И они писали дальше и тихо вели разговор, чтобы не потревожить первый прекрасный брачный сон молодых. Вокруг дома, в садике и на улице, слышалось соловьиное пение. Но голоса соловьёв не нарушали ночной тишины; они углубляли ее. И только паровозные гудки с далекого Киева–второго и гудки пароходов с Днепра иногда доносились в комнату сквозь раскрытые окна: далёкие гудки паровозов и пароходов, как будто неслышные днем, ночью становятся словно громче и звучат волнующе и тревожно. Они куда–то зовут и что–то обещают – зовут неведомо куда и обещают неизвестно что.
Прокламация закончена.
Письмо к солдату Демьяну Нечипоруку на позиции в гвардейский корпус получилось длинным, на двух страницах, вырванных из ученической тетрадки «в две с косыми». Его сложили вчетверо и вложили в конверт без марки – на фронт ведь и написали адрес: номер полевой почты.
И тогда разогнули спины и глубоко, полной грудью вздохнули приволье киевской весенней ночи.
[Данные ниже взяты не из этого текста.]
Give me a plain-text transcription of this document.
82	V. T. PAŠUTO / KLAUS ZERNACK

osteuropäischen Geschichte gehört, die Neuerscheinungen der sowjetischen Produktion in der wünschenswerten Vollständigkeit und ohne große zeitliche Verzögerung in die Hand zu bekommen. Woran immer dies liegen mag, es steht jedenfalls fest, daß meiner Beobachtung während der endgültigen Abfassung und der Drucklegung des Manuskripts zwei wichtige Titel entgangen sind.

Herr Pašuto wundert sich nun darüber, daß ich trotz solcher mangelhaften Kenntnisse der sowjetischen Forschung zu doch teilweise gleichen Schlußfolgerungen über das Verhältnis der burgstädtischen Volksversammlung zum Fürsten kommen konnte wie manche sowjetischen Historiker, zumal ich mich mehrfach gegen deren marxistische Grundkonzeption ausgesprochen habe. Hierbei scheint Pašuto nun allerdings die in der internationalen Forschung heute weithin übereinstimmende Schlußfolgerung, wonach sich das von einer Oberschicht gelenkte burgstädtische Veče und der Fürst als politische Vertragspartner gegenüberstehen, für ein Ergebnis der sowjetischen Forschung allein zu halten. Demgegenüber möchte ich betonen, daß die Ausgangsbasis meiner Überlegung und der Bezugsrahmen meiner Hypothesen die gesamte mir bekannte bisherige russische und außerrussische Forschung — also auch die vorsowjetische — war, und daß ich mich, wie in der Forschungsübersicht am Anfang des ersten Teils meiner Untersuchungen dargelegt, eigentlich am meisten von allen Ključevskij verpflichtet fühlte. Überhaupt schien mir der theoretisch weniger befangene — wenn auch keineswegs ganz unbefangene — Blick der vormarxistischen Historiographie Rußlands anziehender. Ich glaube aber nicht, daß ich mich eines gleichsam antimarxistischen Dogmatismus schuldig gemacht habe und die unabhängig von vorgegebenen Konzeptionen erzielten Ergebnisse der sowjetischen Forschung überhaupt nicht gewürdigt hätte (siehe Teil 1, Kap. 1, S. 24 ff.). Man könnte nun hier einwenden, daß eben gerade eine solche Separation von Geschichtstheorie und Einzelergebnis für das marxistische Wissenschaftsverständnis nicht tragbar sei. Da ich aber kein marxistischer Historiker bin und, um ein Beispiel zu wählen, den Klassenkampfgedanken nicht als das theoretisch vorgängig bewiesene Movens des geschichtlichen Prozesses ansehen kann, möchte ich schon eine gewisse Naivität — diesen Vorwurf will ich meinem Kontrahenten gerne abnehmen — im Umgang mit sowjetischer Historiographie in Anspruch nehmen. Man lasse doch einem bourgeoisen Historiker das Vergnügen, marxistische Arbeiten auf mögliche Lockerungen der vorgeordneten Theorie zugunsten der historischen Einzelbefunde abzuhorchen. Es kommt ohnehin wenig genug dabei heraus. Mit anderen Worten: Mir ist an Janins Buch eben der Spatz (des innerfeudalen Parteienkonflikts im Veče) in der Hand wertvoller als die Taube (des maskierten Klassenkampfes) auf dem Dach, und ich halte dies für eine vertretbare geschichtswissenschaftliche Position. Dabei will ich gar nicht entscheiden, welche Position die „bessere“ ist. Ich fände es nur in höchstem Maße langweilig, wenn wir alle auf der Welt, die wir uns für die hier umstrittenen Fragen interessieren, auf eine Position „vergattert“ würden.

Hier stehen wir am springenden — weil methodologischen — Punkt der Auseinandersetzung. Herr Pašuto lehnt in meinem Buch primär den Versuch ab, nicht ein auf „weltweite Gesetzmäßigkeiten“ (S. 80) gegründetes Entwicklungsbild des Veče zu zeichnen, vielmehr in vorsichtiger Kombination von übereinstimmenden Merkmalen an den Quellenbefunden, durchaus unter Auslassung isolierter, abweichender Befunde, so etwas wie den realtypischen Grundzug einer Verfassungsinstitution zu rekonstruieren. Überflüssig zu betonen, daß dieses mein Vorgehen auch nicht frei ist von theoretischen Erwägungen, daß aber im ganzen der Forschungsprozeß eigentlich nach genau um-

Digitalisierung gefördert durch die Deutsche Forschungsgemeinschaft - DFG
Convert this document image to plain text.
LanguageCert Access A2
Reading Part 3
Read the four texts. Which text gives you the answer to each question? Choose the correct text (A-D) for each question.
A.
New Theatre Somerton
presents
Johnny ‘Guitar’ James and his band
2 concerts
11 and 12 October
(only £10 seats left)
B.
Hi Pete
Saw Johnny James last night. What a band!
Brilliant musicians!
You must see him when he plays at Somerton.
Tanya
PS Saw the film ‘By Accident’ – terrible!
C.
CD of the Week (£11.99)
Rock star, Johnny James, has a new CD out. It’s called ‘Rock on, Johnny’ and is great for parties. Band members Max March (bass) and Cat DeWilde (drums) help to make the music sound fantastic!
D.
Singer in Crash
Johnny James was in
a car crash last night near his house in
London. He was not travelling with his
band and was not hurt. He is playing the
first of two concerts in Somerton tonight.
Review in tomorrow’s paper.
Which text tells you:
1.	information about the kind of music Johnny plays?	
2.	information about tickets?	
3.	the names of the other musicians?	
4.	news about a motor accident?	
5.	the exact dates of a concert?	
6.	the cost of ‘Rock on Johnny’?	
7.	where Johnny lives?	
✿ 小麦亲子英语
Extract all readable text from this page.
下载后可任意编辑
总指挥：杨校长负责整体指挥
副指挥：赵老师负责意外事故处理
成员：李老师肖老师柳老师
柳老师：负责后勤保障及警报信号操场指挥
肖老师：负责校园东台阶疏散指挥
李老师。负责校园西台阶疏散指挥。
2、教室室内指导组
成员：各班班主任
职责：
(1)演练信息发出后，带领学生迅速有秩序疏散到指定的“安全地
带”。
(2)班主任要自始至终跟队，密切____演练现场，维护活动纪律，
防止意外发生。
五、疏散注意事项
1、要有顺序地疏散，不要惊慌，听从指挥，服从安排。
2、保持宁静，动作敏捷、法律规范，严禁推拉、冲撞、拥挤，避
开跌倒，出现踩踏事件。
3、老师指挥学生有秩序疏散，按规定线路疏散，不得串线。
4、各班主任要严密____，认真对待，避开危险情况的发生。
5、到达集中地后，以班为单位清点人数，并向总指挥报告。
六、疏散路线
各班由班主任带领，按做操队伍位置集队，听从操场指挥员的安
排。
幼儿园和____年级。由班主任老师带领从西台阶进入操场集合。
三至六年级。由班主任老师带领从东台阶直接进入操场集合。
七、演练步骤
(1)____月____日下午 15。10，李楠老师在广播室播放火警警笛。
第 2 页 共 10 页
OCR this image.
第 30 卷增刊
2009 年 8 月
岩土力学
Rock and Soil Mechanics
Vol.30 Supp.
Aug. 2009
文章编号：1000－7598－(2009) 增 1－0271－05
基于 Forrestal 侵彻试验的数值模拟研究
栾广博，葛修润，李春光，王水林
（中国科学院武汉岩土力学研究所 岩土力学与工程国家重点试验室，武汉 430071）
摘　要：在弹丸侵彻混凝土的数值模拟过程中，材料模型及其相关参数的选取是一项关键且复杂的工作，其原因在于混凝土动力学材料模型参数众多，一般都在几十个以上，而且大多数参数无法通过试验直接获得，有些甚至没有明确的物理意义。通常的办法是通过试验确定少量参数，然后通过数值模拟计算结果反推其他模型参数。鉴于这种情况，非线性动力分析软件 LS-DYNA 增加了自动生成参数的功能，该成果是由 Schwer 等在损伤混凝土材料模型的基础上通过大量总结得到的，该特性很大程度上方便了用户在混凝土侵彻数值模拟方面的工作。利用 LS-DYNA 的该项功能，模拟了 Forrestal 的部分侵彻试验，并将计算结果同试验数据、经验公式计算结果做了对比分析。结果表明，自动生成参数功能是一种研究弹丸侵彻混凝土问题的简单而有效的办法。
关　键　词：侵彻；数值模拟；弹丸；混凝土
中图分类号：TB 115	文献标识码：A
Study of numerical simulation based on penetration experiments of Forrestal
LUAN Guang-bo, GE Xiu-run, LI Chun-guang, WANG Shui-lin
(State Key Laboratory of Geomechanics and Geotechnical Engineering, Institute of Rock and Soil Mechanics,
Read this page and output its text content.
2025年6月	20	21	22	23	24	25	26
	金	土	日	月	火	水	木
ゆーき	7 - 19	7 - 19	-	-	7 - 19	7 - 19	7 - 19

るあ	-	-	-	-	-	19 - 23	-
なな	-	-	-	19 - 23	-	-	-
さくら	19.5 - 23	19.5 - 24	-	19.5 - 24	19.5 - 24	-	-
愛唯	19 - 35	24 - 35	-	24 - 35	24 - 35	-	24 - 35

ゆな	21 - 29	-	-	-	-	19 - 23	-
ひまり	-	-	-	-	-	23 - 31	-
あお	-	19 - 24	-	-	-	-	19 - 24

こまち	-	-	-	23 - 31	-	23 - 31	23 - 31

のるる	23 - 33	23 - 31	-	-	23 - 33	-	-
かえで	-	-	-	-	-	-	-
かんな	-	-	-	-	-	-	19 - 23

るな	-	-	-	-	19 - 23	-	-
Весна на киевских холмах также куда ощутимее ночью, чем днем. Ей прибавляют силы и красоты не только соловьиное пение, но и ароматы, забивающие дух, останавливающие удары сердца и одурманивающие сознание.
Целебно пахнет тополь в сережках, пахнут клейкие почки на каштанах, пахнут почки на липах, пахнет цвет абрикоса, вишни, пахнет сама земля – черная ли, глинистая ли, песчаная ли, – каждый клочок земли источает собственный аромат.
Неправдоподобно прозрачен весною ночной воздух над Киевом. Парки, окутанные днем зеленоватым маревом первой, редкой еще в кронах зелени, сейчас, при лунном освещении, стали как бы гуще и застыли в мерцающем тумане, словно охваченные инеем после оттепели. Лунное сияние пронизывало все, и в этом лунном свете воздух казался еще прозрачнее, словно его и не было вовсе. Даль стала глубже, а тени земле – более четкими. И это обогащало и расширяло зрение.
И чудилось, что там, вдали, да и тут, вблизи, меж черных теней, захоронена некая тайна, и ее непременно нужно разгадать, сразу, тотчас, теперь же.
И слышно в такую ночь над Днепром – через овраги и обрывы, с холма на холм – далеко–далеко, как над необъятным морским простором: скажешь на одном берегу, а услышат на другом, еле виднеющемся в серебряной дымке.
Легкий ветерок принес отзвук еще одной запоздалой песни к дому Брылей… Сюда, на Печерск, откуда–то из нагорной части города. Пели хором «Заповіт» Тараса Шевченко.